Ce sont les salariés qui ont maintenu l’activité.

Ce sont eux qui ont absorbé les réorganisations.

Ce sont eux qui travaillent avec les absences et les difficultés de recrutement.

Ce sont eux qui, aujourd’hui encore, continuent de travailler malgré la chaleur.

Ce sont eux qui accueillent, accompagnent, soignent et servent.

Sans leur travail, il n’y aurait ni 328 millions d’euros de chiffre d’affaires, ni résultat positif, ni développement.

Alors lorsque la direction nous explique qu’elle peut être « sereine pour la suite », nous répondons :

LES SALARIÉS AUSSI ONT DROIT À LA SÉRÉNITÉ !

La sérénité de pouvoir vivre correctement de leur travail.

La sérénité de travailler avec suffisamment de collègues.

La sérénité de ne pas s’user au travail.

La sérénité de travailler dans des locaux adaptés.

Et la sérénité de voir enfin leurs efforts reconnus sur leur fiche de paie.

+3 % POUR TOUS : IL EST TEMPS DE PARTAGER LES RÉSULTATS !

Force Ouvrière revendique une augmentation générale de 3 % des salaires immédiatement.

Pas pour mettre l’entreprise en difficulté.

Mais parce que les résultats économiques permettent aujourd’hui de poser sérieusement la question du partage de la richesse créée.

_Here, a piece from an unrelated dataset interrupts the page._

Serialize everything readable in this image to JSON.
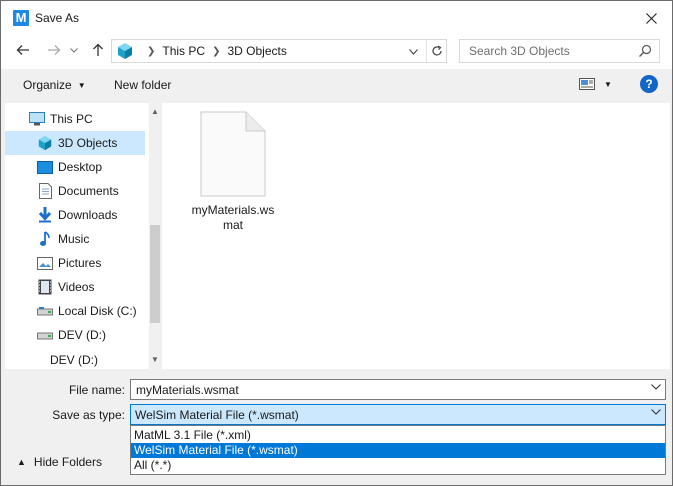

VYV3 Pays de la Loire a investi 13,8 millions d’euros en 2025 et prévoit 21,2 millions d’euros d’investissements en 2026.

Ces investissements sont nécessaires.

Mais il existe un investissement tout aussi indispensable :

INVESTIR DANS LES SALARIÉS !

Car qui fera fonctionner demain les établissements que l’on rénove ?

Qui permettra le développement de l’activité ?

Les salariés.

Encore faut-il réussir à les recruter. Et surtout réussir à les garder.

LES COMPTES SONT AU VERT. IL EST TEMPS QUE LE SOCIAL SUIVE !

Nous demandons que le progrès économique se transforme enfin en progrès social.

La direction nous dit que la situation financière est « très saine ». Très bien.

Nous la prenons au mot.

Aujourd’hui, nos revendications sont claires :

+3 % D’AUGMENTATION GÉNÉRALE DES SALAIRES POUR TOUS IMMEDIATEMENT !

1 000 € NET DE PRIME CANICULE POUR LES SALARIÉS CONCERNÉS !

DES EMPLOIS STABLES PLUTÔT QUE DE LA PRÉCARITÉ !

DES MOYENS POUR AMÉLIORER RÉELLEMENT LES CONDITIONS DE TRAVAIL !

Les résultats sont là. L’argent existe. Les marges de manœuvre existent. Maintenant, c’est une question de choix et de volonté.